Saya kira penting untuk menyebut secara khusus gerakan feminisme muslim sebagai bagian penting dari isu dan gerakan inklusivisme di Indonesia maupun dalam tubuh Nahdhatul Ulama. Apalagi pada forum yang diinisisasi oleh AMAN di mana aspek keterlibatan perempuan menjadi trademark-nya.

Forum tersebut juga terdiri dari banyak sekali aktivis perempuan dari perwakilan 21 negara. Oleh karenanya, pembicara juga perlu mengenali konteks sebuah forum untuk melihat isu apa yang perlu perlu digarisbawahi dalam presentasinya.

Dengan tetap memberikan apresiasi yang tinggi terhadap kelihaian Gus Ulil menguraikan sejarah keterlibatan NU di dalam gerakan inklusivisme, kritik saya tersebut di atas juga adalah aspek substantif yang perlu diperhatikan.

Dalam forum apa pun, keterlibatan perempuan perlu di-mainstream-kan karena menyuarakan pengalaman perempuan  adalah aspek inklusivisme yang paling penting di tengah arus konservatisme yang terus menguat dan patriarki yang masih enggan berujung.

Selanjutnya, disampaikan juga peran strategis dan substantif yang dimainkan oleh KH. Hasyim Muzadi dan KH Said Aqil Siradj di dalam membumikan konsep Islam Rahmatan lil ‘Alamin dengan program-program moderasi beragama pada kepengurusannya masing-masing. 

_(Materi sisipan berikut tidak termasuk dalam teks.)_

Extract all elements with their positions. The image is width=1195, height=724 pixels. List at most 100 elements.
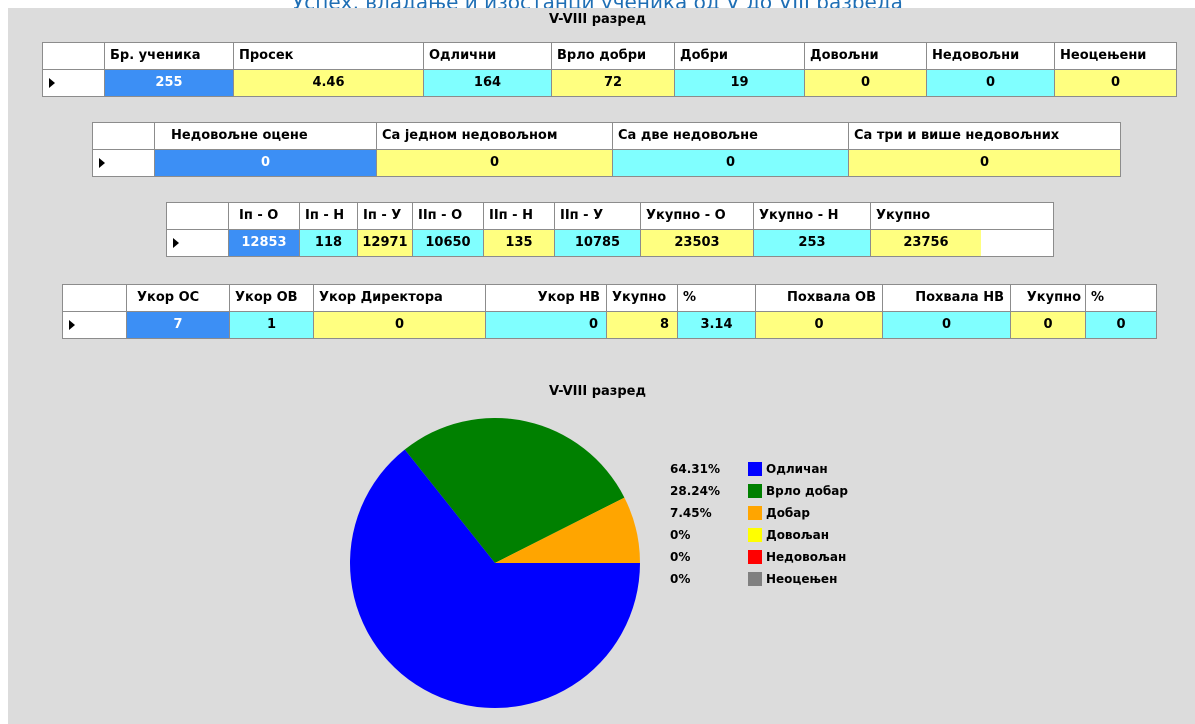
col-header[interactable]: Укор НВ [486, 285, 607, 311]
col-header[interactable]: Са три и више недовољних [849, 123, 1120, 149]
legend-swatch [748, 572, 762, 586]
table-row[interactable]: 12853 118 12971 10650 135 10785 23503 25… [167, 229, 1053, 256]
col-header[interactable]: Врло добри [552, 43, 675, 69]
legend-percent: 0% [670, 528, 691, 542]
table-cell[interactable]: 0 [314, 312, 486, 338]
table-cell[interactable]: 10650 [413, 230, 484, 256]
col-header[interactable]: Укупно - О [641, 203, 754, 229]
col-header[interactable]: Неоцењени [1055, 43, 1176, 69]
col-header[interactable]: Iп - У [358, 203, 413, 229]
row-selector[interactable] [93, 150, 155, 176]
col-header[interactable]: Укупно - Н [754, 203, 871, 229]
col-header[interactable]: Укупно [1011, 285, 1086, 311]
legend-item: 64.31% Одличан [670, 458, 848, 480]
legend-item: 0% Недовољан [670, 546, 848, 568]
table-cell[interactable]: 0 [805, 70, 927, 96]
legend-percent: 28.24% [670, 484, 720, 498]
col-header[interactable]: Добри [675, 43, 805, 69]
table-cell[interactable]: 0 [849, 150, 1120, 176]
table-cell[interactable]: 7 [127, 312, 230, 338]
col-header[interactable]: Укор ОВ [230, 285, 314, 311]
discipline-table-header: Укор ОС Укор ОВ Укор Директора Укор НВ У… [63, 285, 1156, 311]
grade-table-corner [43, 43, 105, 69]
row-selector[interactable] [63, 312, 127, 338]
table-cell[interactable]: 0 [613, 150, 849, 176]
col-header[interactable]: Бр. ученика [105, 43, 234, 69]
legend-swatch [748, 506, 762, 520]
table-cell[interactable]: 0 [756, 312, 883, 338]
discipline-table[interactable]: Укор ОС Укор ОВ Укор Директора Укор НВ У… [62, 284, 1157, 339]
col-header[interactable]: IIп - У [555, 203, 641, 229]
section-title: V-VIII разред [549, 12, 646, 27]
col-header[interactable]: % [1086, 285, 1156, 311]
table-cell[interactable]: 0 [1055, 70, 1176, 96]
row-pointer-icon [49, 77, 55, 88]
col-header[interactable]: Одлични [424, 43, 552, 69]
table-cell[interactable]: 23756 [871, 230, 981, 256]
grade-table[interactable]: Бр. ученика Просек Одлични Врло добри До… [42, 42, 1177, 97]
table-cell[interactable]: 8 [607, 312, 678, 338]
discipline-table-corner [63, 285, 127, 311]
table-cell[interactable]: 23503 [641, 230, 754, 256]
col-header[interactable]: Iп - О [229, 203, 300, 229]
table-cell[interactable]: 10785 [555, 230, 641, 256]
table-cell[interactable]: 12853 [229, 230, 300, 256]
table-cell[interactable]: 1 [230, 312, 314, 338]
row-selector[interactable] [167, 230, 229, 256]
table-cell[interactable]: 12971 [358, 230, 413, 256]
grade-table-header: Бр. ученика Просек Одлични Врло добри До… [43, 43, 1176, 69]
table-cell[interactable]: 0 [486, 312, 607, 338]
row-selector[interactable] [43, 70, 105, 96]
col-header[interactable]: Укупно [871, 203, 981, 229]
col-header[interactable]: Са једном недовољном [377, 123, 613, 149]
table-cell[interactable]: 0 [1011, 312, 1086, 338]
table-cell[interactable]: 0 [377, 150, 613, 176]
col-header[interactable]: IIп - Н [484, 203, 555, 229]
legend-item: 0% Неоцењен [670, 568, 848, 590]
legend-swatch [748, 484, 762, 498]
col-header[interactable]: Просек [234, 43, 424, 69]
grade-pie-chart [350, 418, 640, 708]
table-cell[interactable]: 0 [1086, 312, 1156, 338]
col-header[interactable]: Са две недовољне [613, 123, 849, 149]
legend-label: Неоцењен [766, 572, 838, 586]
absence-table[interactable]: Iп - О Iп - Н Iп - У IIп - О IIп - Н IIп… [166, 202, 1054, 257]
legend-percent: 0% [670, 572, 691, 586]
absence-table-header: Iп - О Iп - Н Iп - У IIп - О IIп - Н IIп… [167, 203, 1053, 229]
row-pointer-icon [69, 319, 75, 330]
col-header[interactable]: Укор ОС [127, 285, 230, 311]
table-cell[interactable]: 118 [300, 230, 358, 256]
table-row[interactable]: 255 4.46 164 72 19 0 0 0 [43, 69, 1176, 96]
table-cell[interactable]: 4.46 [234, 70, 424, 96]
legend-item: 28.24% Врло добар [670, 480, 848, 502]
table-cell[interactable]: 135 [484, 230, 555, 256]
fail-table[interactable]: Недовољне оцене Са једном недовољном Са … [92, 122, 1121, 177]
table-cell[interactable]: 164 [424, 70, 552, 96]
col-header[interactable]: Похвала НВ [883, 285, 1011, 311]
row-pointer-icon [99, 157, 105, 168]
table-cell[interactable]: 0 [927, 70, 1055, 96]
table-cell[interactable]: 255 [105, 70, 234, 96]
table-cell[interactable]: 253 [754, 230, 871, 256]
table-cell[interactable]: 0 [155, 150, 377, 176]
col-header[interactable]: IIп - О [413, 203, 484, 229]
table-row[interactable]: 7 1 0 0 8 3.14 0 0 0 0 [63, 311, 1156, 338]
table-cell[interactable]: 0 [883, 312, 1011, 338]
col-header[interactable]: Iп - Н [300, 203, 358, 229]
col-header[interactable]: Похвала ОВ [756, 285, 883, 311]
table-cell[interactable]: 19 [675, 70, 805, 96]
table-cell[interactable]: 3.14 [678, 312, 756, 338]
legend-percent: 64.31% [670, 462, 720, 476]
legend-label: Недовољан [766, 550, 847, 564]
col-header[interactable]: Недовољне оцене [155, 123, 377, 149]
table-cell[interactable]: 72 [552, 70, 675, 96]
col-header[interactable]: Укор Директора [314, 285, 486, 311]
col-header[interactable]: % [678, 285, 756, 311]
absence-table-corner [167, 203, 229, 229]
table-row[interactable]: 0 0 0 0 [93, 149, 1120, 176]
col-header[interactable]: Недовољни [927, 43, 1055, 69]
legend-label: Довољан [766, 528, 830, 542]
col-header[interactable]: Довољни [805, 43, 927, 69]
col-header[interactable]: Укупно [607, 285, 678, 311]
fail-table-corner [93, 123, 155, 149]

Karena keterbatasan waktu, presentasi Gus Ulil berhenti di situ. Seandainya saja gerakan inklusivisme yang diinisiasi secara bottom up oleh warga NU misalnya pada sejarah panjang gerakan dan diskusi inklusivitas gender yang berpuncak pada KUPI (Kongres Ulama Perempuan Indonesia) bisa sedikit disinggung, maka presentasi itu menjadi lebih lengkap.

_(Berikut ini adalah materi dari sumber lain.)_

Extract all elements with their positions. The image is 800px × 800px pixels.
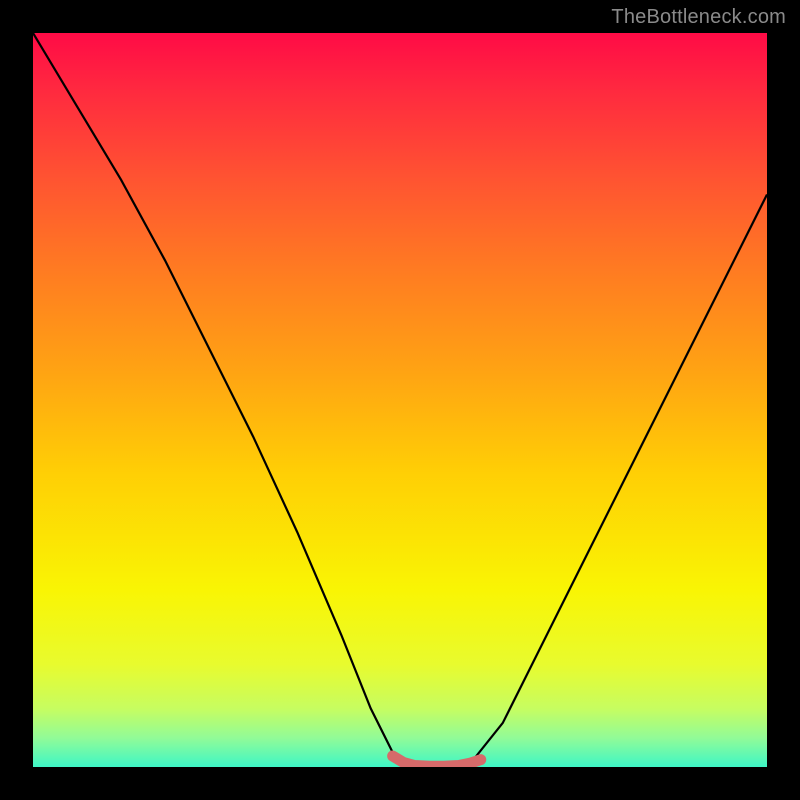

Selain gerakan dalam level struktural, penting juga untuk memperkenalkan bahwa secara kultural banyak aktivitas dan program dalam tubuh NU yang bisa diklaim sebagai bagian dari gerakan inklusif. Hal ini untuk menghalau keraguan banyak pihak termasuk peneliti luar Indonesia yang mempertanyakan bagaimana pemahaman wacana kontemporer pada level elite NU bisa tercermin pada level grass root.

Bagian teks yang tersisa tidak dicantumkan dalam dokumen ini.